Returning from Africa, Dr. Seon was hired through the Minority Affairs Office of the Department of State as Foreign Affairs Officer in the Office of International Conferences. In that capacity, she was appointed by President Lyndon Johnson as Secretary of the U.S. Delegation to the 14th General Assembly of UNESCO, meeting in Paris. Seon was the first African-American and only the second woman to hold this office on a major U.S. delegation.

Seon's career as an educator coincided with her marriage and move to the Dayton, OH area. She was hired at Wilberforce University as Director of Student Life Programs and Instructor of French. She also taught Lingala, a Congo language, at Central State University. The interest of her colleagues in better understanding America's African cultural heritage led her to enter the Union Institute working with her professors to structure what may have been the first Ph.D. program in Black Studies, in 1974. Her doctoral work led to the articulation of a Black Education Program at Wilberforce University and to the realization of the Bolinga Black Cultural Resources Center at Wright State University in Dayton, OH. As the Center's founding Director, she worked with students to create a model program. She was also responsible for adding into the curriculum courses on the Black woman and on the literature of Black writers of French expression.

Returning to the DC area in 1972, Seon taught in the African American Studies Departments of Howard University and the University of Maryland, College Park, after a brief time working for Congressman Charles Diggs (D.-MI), known for his championing of independence in Africa.

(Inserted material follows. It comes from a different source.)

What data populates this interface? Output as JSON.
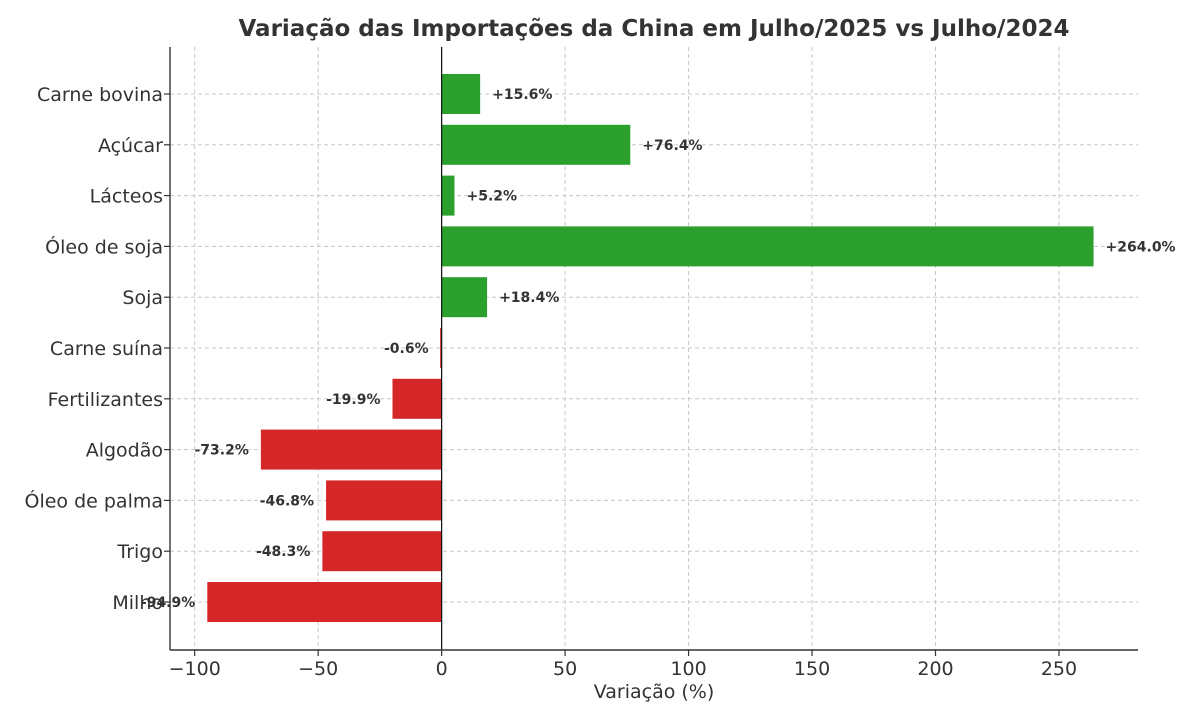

A "Call" to ministry at the death of her grandmother led Seon to Howard University Divinity School, where she earned a M.Div. degree in 1981. That year, Seon became the first African American woman to enter Unitarian Universalist Parish Ministry when she was ordained by the Reverend David Eaton at All Soul's Unitarian Church in Washington, DC. Later, she founded on Capitol Hill the first "intentionally diverse new start congregation" in the denomination, and was chosen by her peers as President of Capitol Hill Group Ministries from 1986-1988.

Seon returned to academia in 1993. Currently, she is professor of African American Studies at Prince George's Community College in Largo, Maryland. The mother of three adult offspring, she resides in Hyattsville, Maryland.

Seon was interviewed by The HistoryMakers on July 14, 2003.